Supporters have dubbed it the “Breaking Bad” bill.
Now that the series is shooting its final season, however, New Mexico is attempting to beef up its film incentive to attract new dramas to help restore the state’s position as one of the leading destinations for film production outside of California.
State legislators recently unanimously approved a bill that would boost New Mexico’s TV production refundable tax credit to 30% from 25%. The incentive works like a rebate, giving filmmakers credit toward what they spend on crews and vendors in the state. To qualify, TV productions would have to film at least six episodes in New Mexico and hire local crews.
The credit also allows producers to bring in outside crews so long as they make a good faith effort to hire in state and contribute to local job training programs. Producers of feature films also could get an additional 5% rebate on what they spend to hire local crews.

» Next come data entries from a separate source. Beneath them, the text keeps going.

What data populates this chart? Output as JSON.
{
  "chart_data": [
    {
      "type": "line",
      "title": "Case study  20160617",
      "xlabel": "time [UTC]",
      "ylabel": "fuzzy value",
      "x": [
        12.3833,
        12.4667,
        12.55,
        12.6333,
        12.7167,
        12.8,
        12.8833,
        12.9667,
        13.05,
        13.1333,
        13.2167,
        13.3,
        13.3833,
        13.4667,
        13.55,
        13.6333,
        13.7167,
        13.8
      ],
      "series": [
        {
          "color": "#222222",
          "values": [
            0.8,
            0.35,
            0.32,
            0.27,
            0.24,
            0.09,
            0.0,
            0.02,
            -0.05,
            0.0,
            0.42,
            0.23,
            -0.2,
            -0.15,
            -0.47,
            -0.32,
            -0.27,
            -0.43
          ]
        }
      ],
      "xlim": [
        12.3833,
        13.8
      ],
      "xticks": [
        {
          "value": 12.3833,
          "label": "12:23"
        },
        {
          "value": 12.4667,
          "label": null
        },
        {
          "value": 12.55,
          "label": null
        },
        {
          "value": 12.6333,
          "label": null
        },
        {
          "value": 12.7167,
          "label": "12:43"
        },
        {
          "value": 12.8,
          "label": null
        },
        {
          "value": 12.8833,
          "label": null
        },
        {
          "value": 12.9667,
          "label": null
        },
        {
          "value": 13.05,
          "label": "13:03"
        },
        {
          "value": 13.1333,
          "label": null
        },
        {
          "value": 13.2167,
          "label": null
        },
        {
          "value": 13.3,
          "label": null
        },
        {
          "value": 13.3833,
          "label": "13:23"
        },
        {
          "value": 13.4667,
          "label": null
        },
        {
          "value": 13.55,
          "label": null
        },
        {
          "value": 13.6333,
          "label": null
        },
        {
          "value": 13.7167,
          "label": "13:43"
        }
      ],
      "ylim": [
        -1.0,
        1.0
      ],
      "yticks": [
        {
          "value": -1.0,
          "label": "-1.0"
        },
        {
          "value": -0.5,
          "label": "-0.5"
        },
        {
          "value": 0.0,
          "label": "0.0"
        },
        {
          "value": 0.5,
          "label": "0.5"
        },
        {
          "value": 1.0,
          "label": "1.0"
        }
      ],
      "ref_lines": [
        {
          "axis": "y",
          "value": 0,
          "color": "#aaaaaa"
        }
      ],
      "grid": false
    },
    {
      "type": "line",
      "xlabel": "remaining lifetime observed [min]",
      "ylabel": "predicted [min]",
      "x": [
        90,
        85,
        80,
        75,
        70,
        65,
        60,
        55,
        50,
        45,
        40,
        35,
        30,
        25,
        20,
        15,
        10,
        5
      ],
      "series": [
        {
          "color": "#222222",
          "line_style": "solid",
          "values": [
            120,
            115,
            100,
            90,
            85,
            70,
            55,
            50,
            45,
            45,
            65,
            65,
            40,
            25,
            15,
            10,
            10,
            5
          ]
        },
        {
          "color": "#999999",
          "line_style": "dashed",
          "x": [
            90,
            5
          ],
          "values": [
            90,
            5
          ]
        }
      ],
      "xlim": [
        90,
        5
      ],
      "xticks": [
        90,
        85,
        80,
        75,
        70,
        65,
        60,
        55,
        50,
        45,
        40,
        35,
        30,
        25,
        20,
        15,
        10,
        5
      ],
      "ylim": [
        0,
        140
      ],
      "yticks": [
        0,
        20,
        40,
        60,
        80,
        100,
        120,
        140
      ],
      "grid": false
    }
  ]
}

If the state Senate and New Mexico Gov. Susana Martinez approve the bill, it could be passed as early as the spring, raising the competitive stakes for California, which offers a tax credit of 20% to 25% of qualified spending. The proposed legislation comes at a time when Los Angeles already has seen a sharp falloff in production of one-hour dramas and television pilots because of competition from New York and other states.
The proposed legislation also is intended to put New Mexico in a more competitive position relative to other states, especially Georgia, Louisiana and New York, that already offer a 30% credit.

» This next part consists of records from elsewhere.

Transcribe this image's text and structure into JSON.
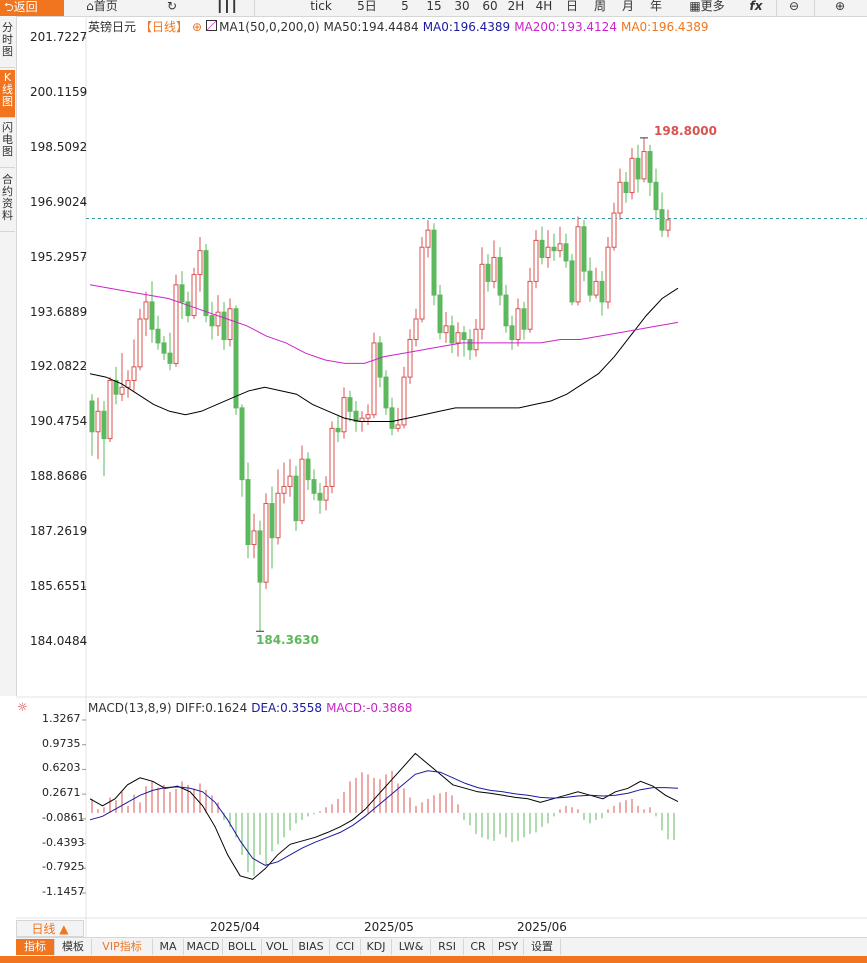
{
  "toolbar": {
    "back": "返回",
    "items": [
      "首页",
      "",
      "",
      "tick",
      "5日",
      "5",
      "15",
      "30",
      "60",
      "2H",
      "4H",
      "日",
      "周",
      "月",
      "年",
      "更多",
      "",
      "",
      ""
    ]
  },
  "left_tabs": [
    "分时图",
    "K线图",
    "闪电图",
    "合约资料"
  ],
  "legend": {
    "title": "英镑日元",
    "period": "【日线】",
    "ma_name": "MA1(50,0,200,0)",
    "ma50": "MA50:194.4484",
    "ma0a": "MA0:196.4389",
    "ma200": "MA200:193.4124",
    "ma0b": "MA0:196.4389"
  },
  "colors": {
    "up": "#d9534f",
    "down": "#5cb85c",
    "ma50": "#000000",
    "ma200": "#cc22cc",
    "accent": "#f0751e",
    "dea": "#1a1aa0",
    "diff": "#000000"
  },
  "price_axis": [
    "201.7227",
    "200.1159",
    "198.5092",
    "196.9024",
    "195.2957",
    "193.6889",
    "192.0822",
    "190.4754",
    "188.8686",
    "187.2619",
    "185.6551",
    "184.0484"
  ],
  "high_label": "198.8000",
  "low_label": "184.3630",
  "macd_legend": {
    "name": "MACD(13,8,9)",
    "diff": "DIFF:0.1624",
    "dea": "DEA:0.3558",
    "macd": "MACD:-0.3868"
  },
  "macd_axis": [
    "1.3267",
    "0.9735",
    "0.6203",
    "0.2671",
    "-0.0861",
    "-0.4393",
    "-0.7925",
    "-1.1457"
  ],
  "period_button": "日线 ▲",
  "x_labels": [
    "2025/04",
    "2025/05",
    "2025/06"
  ],
  "bottom_tabs": [
    "指标",
    "模板",
    "VIP指标",
    "MA",
    "MACD",
    "BOLL",
    "VOL",
    "BIAS",
    "CCI",
    "KDJ",
    "LW&",
    "RSI",
    "CR",
    "PSY",
    "设置"
  ],
  "chart_data": {
    "type": "candlestick",
    "title": "英镑日元",
    "price_range": [
      184.0484,
      201.7227
    ],
    "current_price": 196.44,
    "candles": [
      [
        191.1,
        190.2,
        191.3,
        189.5
      ],
      [
        190.2,
        190.8,
        191.2,
        189.4
      ],
      [
        190.8,
        190.0,
        191.1,
        188.9
      ],
      [
        190.0,
        191.7,
        191.8,
        189.9
      ],
      [
        191.7,
        191.3,
        192.1,
        191.0
      ],
      [
        191.3,
        191.5,
        192.5,
        191.1
      ],
      [
        191.5,
        191.7,
        192.0,
        191.2
      ],
      [
        191.7,
        192.1,
        192.9,
        191.4
      ],
      [
        192.1,
        193.5,
        193.8,
        192.0
      ],
      [
        193.5,
        194.0,
        194.3,
        193.0
      ],
      [
        194.0,
        193.2,
        194.6,
        192.8
      ],
      [
        193.2,
        192.8,
        193.6,
        192.6
      ],
      [
        192.8,
        192.5,
        193.0,
        192.3
      ],
      [
        192.5,
        192.2,
        193.1,
        192.0
      ],
      [
        192.2,
        194.5,
        194.8,
        192.1
      ],
      [
        194.5,
        194.0,
        194.9,
        193.5
      ],
      [
        194.0,
        193.6,
        194.3,
        193.4
      ],
      [
        193.6,
        194.8,
        195.0,
        193.5
      ],
      [
        194.8,
        195.5,
        195.9,
        194.3
      ],
      [
        195.5,
        193.6,
        195.7,
        193.4
      ],
      [
        193.6,
        193.3,
        194.0,
        192.9
      ],
      [
        193.3,
        193.7,
        194.2,
        193.0
      ],
      [
        193.7,
        192.9,
        194.0,
        192.6
      ],
      [
        192.9,
        193.8,
        194.1,
        192.7
      ],
      [
        193.8,
        190.9,
        193.9,
        190.7
      ],
      [
        190.9,
        188.8,
        191.0,
        188.3
      ],
      [
        188.8,
        186.9,
        189.3,
        186.5
      ],
      [
        186.9,
        187.3,
        187.8,
        186.5
      ],
      [
        187.3,
        185.8,
        187.6,
        184.363
      ],
      [
        185.8,
        188.1,
        188.4,
        185.6
      ],
      [
        188.1,
        187.1,
        188.6,
        186.2
      ],
      [
        187.1,
        188.4,
        189.1,
        186.9
      ],
      [
        188.4,
        188.6,
        189.3,
        188.1
      ],
      [
        188.6,
        188.9,
        189.4,
        188.3
      ],
      [
        188.9,
        187.6,
        189.2,
        187.3
      ],
      [
        187.6,
        189.4,
        189.8,
        187.5
      ],
      [
        189.4,
        188.8,
        189.6,
        188.5
      ],
      [
        188.8,
        188.4,
        189.1,
        188.2
      ],
      [
        188.4,
        188.2,
        188.7,
        187.8
      ],
      [
        188.2,
        188.6,
        188.9,
        187.9
      ],
      [
        188.6,
        190.3,
        190.5,
        188.4
      ],
      [
        190.3,
        190.2,
        190.7,
        189.9
      ],
      [
        190.2,
        191.2,
        191.5,
        190.0
      ],
      [
        191.2,
        190.8,
        191.4,
        190.5
      ],
      [
        190.8,
        190.5,
        191.1,
        190.2
      ],
      [
        190.5,
        190.6,
        190.8,
        190.2
      ],
      [
        190.6,
        190.7,
        191.0,
        190.4
      ],
      [
        190.7,
        192.8,
        193.1,
        190.6
      ],
      [
        192.8,
        191.8,
        193.0,
        191.5
      ],
      [
        191.8,
        190.9,
        192.0,
        190.7
      ],
      [
        190.9,
        190.3,
        191.2,
        190.1
      ],
      [
        190.3,
        190.4,
        190.9,
        190.2
      ],
      [
        190.4,
        191.8,
        192.1,
        190.3
      ],
      [
        191.8,
        192.9,
        193.2,
        191.6
      ],
      [
        192.9,
        193.5,
        193.8,
        192.7
      ],
      [
        193.5,
        195.6,
        195.9,
        193.4
      ],
      [
        195.6,
        196.1,
        196.4,
        195.3
      ],
      [
        196.1,
        194.2,
        196.3,
        193.9
      ],
      [
        194.2,
        193.1,
        194.5,
        192.9
      ],
      [
        193.1,
        193.3,
        193.7,
        192.8
      ],
      [
        193.3,
        192.8,
        193.6,
        192.5
      ],
      [
        192.8,
        193.1,
        193.4,
        192.4
      ],
      [
        193.1,
        192.9,
        193.3,
        192.4
      ],
      [
        192.9,
        192.6,
        193.2,
        192.3
      ],
      [
        192.6,
        193.2,
        193.5,
        192.4
      ],
      [
        193.2,
        195.1,
        195.6,
        192.9
      ],
      [
        195.1,
        194.6,
        195.4,
        194.3
      ],
      [
        194.6,
        195.3,
        195.8,
        194.4
      ],
      [
        195.3,
        194.2,
        195.6,
        193.9
      ],
      [
        194.2,
        193.3,
        194.5,
        193.1
      ],
      [
        193.3,
        192.9,
        193.6,
        192.6
      ],
      [
        192.9,
        193.8,
        194.1,
        192.7
      ],
      [
        193.8,
        193.2,
        194.0,
        192.9
      ],
      [
        193.2,
        194.6,
        195.0,
        193.1
      ],
      [
        194.6,
        195.8,
        196.1,
        194.4
      ],
      [
        195.8,
        195.3,
        196.2,
        195.1
      ],
      [
        195.3,
        195.6,
        196.1,
        195.0
      ],
      [
        195.6,
        195.5,
        196.0,
        195.2
      ],
      [
        195.5,
        195.7,
        196.2,
        195.3
      ],
      [
        195.7,
        195.2,
        196.0,
        195.0
      ],
      [
        195.2,
        194.0,
        195.4,
        193.9
      ],
      [
        194.0,
        196.2,
        196.5,
        193.9
      ],
      [
        196.2,
        194.9,
        196.4,
        194.6
      ],
      [
        194.9,
        194.2,
        195.3,
        194.0
      ],
      [
        194.2,
        194.6,
        195.0,
        194.1
      ],
      [
        194.6,
        194.0,
        194.9,
        193.6
      ],
      [
        194.0,
        195.6,
        195.9,
        193.8
      ],
      [
        195.6,
        196.6,
        196.9,
        195.5
      ],
      [
        196.6,
        197.5,
        197.9,
        196.4
      ],
      [
        197.5,
        197.2,
        197.8,
        196.9
      ],
      [
        197.2,
        198.2,
        198.5,
        197.0
      ],
      [
        198.2,
        197.6,
        198.6,
        197.2
      ],
      [
        197.6,
        198.4,
        198.8,
        197.5
      ],
      [
        198.4,
        197.5,
        198.6,
        197.1
      ],
      [
        197.5,
        196.7,
        197.9,
        196.4
      ],
      [
        196.7,
        196.1,
        197.2,
        195.9
      ],
      [
        196.1,
        196.4,
        196.7,
        195.9
      ]
    ],
    "ma50": [
      191.9,
      191.8,
      191.6,
      191.3,
      191.0,
      190.8,
      190.7,
      190.8,
      191.0,
      191.2,
      191.4,
      191.5,
      191.4,
      191.3,
      191.0,
      190.8,
      190.6,
      190.5,
      190.5,
      190.5,
      190.6,
      190.7,
      190.8,
      190.9,
      190.9,
      190.9,
      190.9,
      190.9,
      191.0,
      191.1,
      191.3,
      191.6,
      191.9,
      192.4,
      193.0,
      193.6,
      194.1,
      194.4
    ],
    "ma200": [
      194.5,
      194.4,
      194.3,
      194.2,
      194.1,
      193.9,
      193.7,
      193.5,
      193.3,
      193.0,
      192.8,
      192.5,
      192.3,
      192.2,
      192.2,
      192.4,
      192.5,
      192.6,
      192.7,
      192.8,
      192.8,
      192.8,
      192.8,
      192.8,
      192.9,
      192.9,
      193.0,
      193.1,
      193.2,
      193.3,
      193.4
    ],
    "macd_range": [
      -1.1457,
      1.3267
    ],
    "macd_hist": [
      0.2,
      0.05,
      0.08,
      0.22,
      0.18,
      0.3,
      0.1,
      0.26,
      0.15,
      0.38,
      0.45,
      0.36,
      0.4,
      0.3,
      0.34,
      0.45,
      0.4,
      0.35,
      0.42,
      0.33,
      0.25,
      0.15,
      -0.1,
      -0.2,
      -0.35,
      -0.6,
      -0.85,
      -0.9,
      -0.6,
      -0.75,
      -0.55,
      -0.45,
      -0.35,
      -0.25,
      -0.15,
      -0.1,
      -0.05,
      -0.02,
      0.02,
      0.08,
      0.12,
      0.2,
      0.3,
      0.45,
      0.5,
      0.58,
      0.55,
      0.5,
      0.48,
      0.55,
      0.6,
      0.42,
      0.35,
      0.22,
      0.1,
      0.15,
      0.2,
      0.25,
      0.28,
      0.3,
      0.25,
      0.12,
      -0.1,
      -0.18,
      -0.3,
      -0.35,
      -0.38,
      -0.4,
      -0.3,
      -0.35,
      -0.42,
      -0.4,
      -0.35,
      -0.3,
      -0.28,
      -0.2,
      -0.15,
      -0.05,
      0.05,
      0.1,
      0.08,
      0.05,
      -0.1,
      -0.15,
      -0.1,
      -0.08,
      0.05,
      0.1,
      0.15,
      0.18,
      0.2,
      0.1,
      0.05,
      0.08,
      -0.05,
      -0.25,
      -0.38,
      -0.39
    ],
    "macd_diff": [
      0.2,
      0.1,
      0.2,
      0.4,
      0.5,
      0.45,
      0.35,
      0.38,
      0.3,
      0.1,
      -0.2,
      -0.6,
      -0.9,
      -0.95,
      -0.8,
      -0.6,
      -0.45,
      -0.4,
      -0.35,
      -0.28,
      -0.2,
      -0.1,
      0.05,
      0.25,
      0.45,
      0.65,
      0.85,
      0.7,
      0.55,
      0.4,
      0.35,
      0.3,
      0.28,
      0.25,
      0.22,
      0.2,
      0.15,
      0.2,
      0.25,
      0.3,
      0.25,
      0.2,
      0.3,
      0.35,
      0.45,
      0.38,
      0.25,
      0.16
    ],
    "macd_dea": [
      -0.1,
      -0.05,
      0.05,
      0.15,
      0.25,
      0.32,
      0.36,
      0.37,
      0.35,
      0.3,
      0.15,
      -0.1,
      -0.4,
      -0.65,
      -0.75,
      -0.7,
      -0.6,
      -0.5,
      -0.42,
      -0.35,
      -0.28,
      -0.18,
      -0.05,
      0.1,
      0.25,
      0.4,
      0.55,
      0.6,
      0.58,
      0.5,
      0.42,
      0.36,
      0.32,
      0.3,
      0.27,
      0.25,
      0.22,
      0.21,
      0.22,
      0.24,
      0.25,
      0.24,
      0.25,
      0.28,
      0.33,
      0.36,
      0.36,
      0.35
    ]
  }
}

New Mexico still attracts some big productions — “The Avengers” and “The Lone Ranger” filmed there — because of its proximity to L.A., its local crew base and varied geography. But it’s no longer considered the chief rival to California as it was five years ago, when Gov. Bill Richardson, a Democrat, aggressively courted the film industry with rebates, loans and job training programs. Massive new production facilities sprouted, and several vendors and support companies followed suit.

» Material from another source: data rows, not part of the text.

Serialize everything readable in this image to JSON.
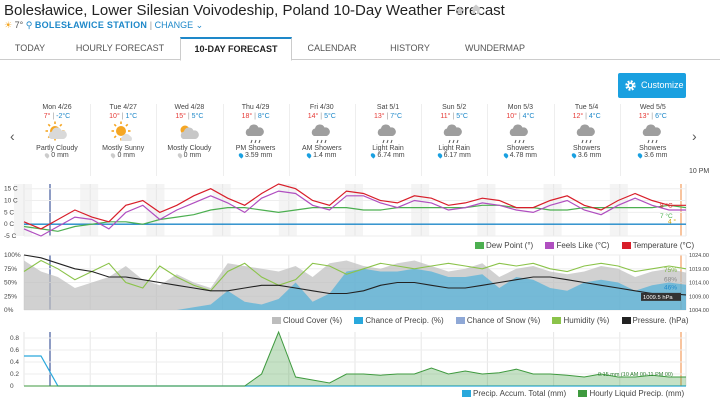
{
  "header": {
    "title": "Bolesławice, Lower Silesian Voivodeship, Poland 10-Day Weather Forecast",
    "current_temp": "7°",
    "station": "BOLESŁAWICE STATION",
    "separator": "|",
    "change_label": "CHANGE"
  },
  "tabs": [
    {
      "label": "TODAY"
    },
    {
      "label": "HOURLY FORECAST"
    },
    {
      "label": "10-DAY FORECAST",
      "active": true
    },
    {
      "label": "CALENDAR"
    },
    {
      "label": "HISTORY"
    },
    {
      "label": "WUNDERMAP"
    }
  ],
  "customize_label": "Customize",
  "days": [
    {
      "name": "Mon 4/26",
      "hi": "7°",
      "lo": "-2°C",
      "cond": "Partly Cloudy",
      "precip": "0 mm",
      "icon": "partly-cloudy"
    },
    {
      "name": "Tue 4/27",
      "hi": "10°",
      "lo": "1°C",
      "cond": "Mostly Sunny",
      "precip": "0 mm",
      "icon": "mostly-sunny"
    },
    {
      "name": "Wed 4/28",
      "hi": "15°",
      "lo": "5°C",
      "cond": "Mostly Cloudy",
      "precip": "0 mm",
      "icon": "mostly-cloudy"
    },
    {
      "name": "Thu 4/29",
      "hi": "18°",
      "lo": "8°C",
      "cond": "PM Showers",
      "precip": "3.59 mm",
      "icon": "showers"
    },
    {
      "name": "Fri 4/30",
      "hi": "14°",
      "lo": "5°C",
      "cond": "AM Showers",
      "precip": "1.4 mm",
      "icon": "showers"
    },
    {
      "name": "Sat 5/1",
      "hi": "13°",
      "lo": "7°C",
      "cond": "Light Rain",
      "precip": "6.74 mm",
      "icon": "rain"
    },
    {
      "name": "Sun 5/2",
      "hi": "11°",
      "lo": "5°C",
      "cond": "Light Rain",
      "precip": "6.17 mm",
      "icon": "rain"
    },
    {
      "name": "Mon 5/3",
      "hi": "10°",
      "lo": "4°C",
      "cond": "Showers",
      "precip": "4.78 mm",
      "icon": "showers"
    },
    {
      "name": "Tue 5/4",
      "hi": "12°",
      "lo": "4°C",
      "cond": "Showers",
      "precip": "3.6 mm",
      "icon": "showers"
    },
    {
      "name": "Wed 5/5",
      "hi": "13°",
      "lo": "6°C",
      "cond": "Showers",
      "precip": "3.6 mm",
      "icon": "showers"
    }
  ],
  "time_marker": "10 PM",
  "colors": {
    "accent": "#1e88c9",
    "temperature": "#d81e2a",
    "feels_like": "#b04fc0",
    "dew_point": "#4caf50",
    "cloud_cover": "#bdbdbd",
    "chance_precip": "#29a8dc",
    "chance_snow": "#8fa8d6",
    "humidity": "#8bc34a",
    "pressure": "#222222",
    "precip_total": "#29a8dc",
    "hourly_liquid": "#3f9a3f",
    "now_line": "#1e3a8a",
    "end_line": "#f08a3c"
  },
  "chart_data": [
    {
      "type": "line",
      "x_start": "Mon 4/26",
      "x_end": "Wed 5/5 10 PM",
      "ylabel": "",
      "ytick_labels": [
        "15 C",
        "10 C",
        "5 C",
        "0 C",
        "-5 C"
      ],
      "ylim": [
        -5,
        17
      ],
      "end_labels": {
        "temperature": "8 °C",
        "feels_like": "6 °C",
        "dew_point": "7 °C",
        "extra": "4 °"
      },
      "series": [
        {
          "name": "Dew Point (°)",
          "values": [
            -1,
            -2,
            -3,
            -1,
            0,
            1,
            1,
            0,
            2,
            3,
            4,
            6,
            7,
            7,
            6,
            5,
            6,
            7,
            7,
            7,
            6,
            6,
            7,
            7,
            7,
            7,
            7,
            8,
            8,
            7,
            7,
            6,
            6,
            7,
            7,
            7,
            7,
            7,
            8,
            7
          ]
        },
        {
          "name": "Feels Like (°C)",
          "values": [
            -2,
            -5,
            -1,
            3,
            2,
            -2,
            5,
            8,
            2,
            6,
            9,
            12,
            9,
            5,
            11,
            14,
            13,
            8,
            6,
            12,
            12,
            9,
            7,
            10,
            9,
            6,
            7,
            9,
            8,
            6,
            5,
            8,
            10,
            6,
            4,
            8,
            11,
            8,
            6,
            6
          ]
        },
        {
          "name": "Temperature (°C)",
          "values": [
            1,
            -2,
            2,
            6,
            3,
            1,
            8,
            10,
            5,
            8,
            12,
            15,
            11,
            8,
            13,
            17,
            15,
            10,
            8,
            14,
            13,
            10,
            9,
            12,
            11,
            8,
            9,
            11,
            10,
            7,
            7,
            10,
            12,
            8,
            6,
            10,
            13,
            10,
            8,
            8
          ]
        }
      ]
    },
    {
      "type": "area",
      "ytick_labels_left": [
        "100%",
        "75%",
        "50%",
        "25%",
        "0%"
      ],
      "ytick_labels_right": [
        "1024.00",
        "1019.00",
        "1014.00",
        "1009.00",
        "1004.00"
      ],
      "ylim_left": [
        0,
        100
      ],
      "ylim_right": [
        1004,
        1024
      ],
      "end_labels": {
        "humidity": "75%",
        "cloud": "68%",
        "precip": "46%",
        "pressure": "1009.5 hPa"
      },
      "series": [
        {
          "name": "Cloud Cover (%)",
          "values": [
            90,
            70,
            60,
            40,
            50,
            60,
            80,
            55,
            45,
            65,
            50,
            40,
            85,
            80,
            75,
            70,
            80,
            60,
            85,
            90,
            80,
            75,
            85,
            90,
            80,
            70,
            75,
            85,
            60,
            75,
            80,
            70,
            65,
            70,
            80,
            75,
            60,
            70,
            75,
            68
          ]
        },
        {
          "name": "Chance of Precip. (%)",
          "values": [
            0,
            0,
            0,
            0,
            0,
            0,
            0,
            0,
            0,
            0,
            5,
            10,
            35,
            15,
            10,
            20,
            50,
            15,
            30,
            70,
            75,
            70,
            70,
            75,
            70,
            60,
            60,
            65,
            40,
            60,
            55,
            40,
            35,
            50,
            55,
            50,
            35,
            45,
            50,
            46
          ]
        },
        {
          "name": "Chance of Snow (%)",
          "values": [
            0,
            0,
            0,
            0,
            0,
            0,
            0,
            0,
            0,
            0,
            0,
            0,
            0,
            0,
            0,
            0,
            0,
            0,
            0,
            0,
            0,
            0,
            0,
            0,
            0,
            0,
            0,
            0,
            0,
            0,
            0,
            0,
            0,
            0,
            0,
            0,
            0,
            0,
            0,
            0
          ]
        },
        {
          "name": "Humidity (%)",
          "values": [
            70,
            90,
            75,
            55,
            70,
            85,
            50,
            40,
            80,
            60,
            45,
            35,
            70,
            85,
            60,
            45,
            55,
            85,
            80,
            65,
            75,
            85,
            80,
            75,
            80,
            85,
            80,
            75,
            85,
            80,
            85,
            75,
            70,
            80,
            85,
            80,
            70,
            75,
            80,
            75
          ]
        },
        {
          "name": "Pressure. (hPa)",
          "values": [
            1024,
            1023,
            1021,
            1019,
            1018,
            1016,
            1016,
            1015,
            1014,
            1013,
            1012,
            1011,
            1011,
            1012,
            1013,
            1013,
            1012,
            1011,
            1010,
            1010,
            1011,
            1013,
            1014,
            1014,
            1013,
            1012,
            1012,
            1013,
            1014,
            1015,
            1016,
            1016,
            1015,
            1014,
            1013,
            1012,
            1011,
            1010,
            1010,
            1009.5
          ]
        }
      ]
    },
    {
      "type": "area",
      "ytick_labels": [
        "0.8",
        "0.6",
        "0.4",
        "0.2",
        "0"
      ],
      "ylim": [
        0,
        0.9
      ],
      "annotation": "0.15 mm (10 AM 00-11 PM 00)",
      "series": [
        {
          "name": "Precip. Accum. Total (mm)",
          "values": [
            0.5,
            0.5,
            0,
            0,
            0,
            0,
            0,
            0,
            0,
            0,
            0,
            0,
            0,
            0,
            0,
            0,
            0,
            0,
            0,
            0,
            0,
            0,
            0,
            0,
            0,
            0,
            0,
            0,
            0,
            0,
            0,
            0,
            0,
            0,
            0,
            0,
            0,
            0,
            0,
            0
          ]
        },
        {
          "name": "Hourly Liquid Precip. (mm)",
          "values": [
            0,
            0,
            0,
            0,
            0,
            0,
            0,
            0,
            0,
            0,
            0,
            0,
            0,
            0,
            0.2,
            0.9,
            0.15,
            0.1,
            0.05,
            0.2,
            0.2,
            0.18,
            0.2,
            0.2,
            0.3,
            0.2,
            0.25,
            0.2,
            0.22,
            0.28,
            0.2,
            0.2,
            0.18,
            0.15,
            0.2,
            0.15,
            0.15,
            0.18,
            0.15,
            0.15
          ]
        }
      ]
    }
  ]
}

The state’s film business fell off sharply after Martinez, a Republican who vowed to curtail government spending, proposed big cuts in the program in early 2011. Eventually, Martinez backed away from plans to gut the film and TV credit, but the state imposed new restrictions on the incentive, including a $50-million cap on annual tax credits.
Film spending in New Mexico in fiscal 2012 dropped nearly 20% to $225 million compared with fiscal 2011, according to the New Mexico Film Office.
“Any time a state makes public claims they may not support the program, it makes the industry very nervous,” said Joe Chianese, a senior vice president at Entertainment Partners, which advises the industry on film and television tax credits. “These [proposed] changes are very positive and it demonstrates that they are very supportive of the industry.”
Matt Rauchberg, senior vice president of Albuquerque Studios, which emerged from bankruptcy in September 2011, strongly backs the “Breaking Bad” bill.
“The last year was pretty slow,” said Rauchberg, adding that “Breaking Bad” takes up two soundstages while six others are vacant. State lawmakers have a “perfectly clear understanding of the benefits of the film industry and they want to do anything they can to bring it back.”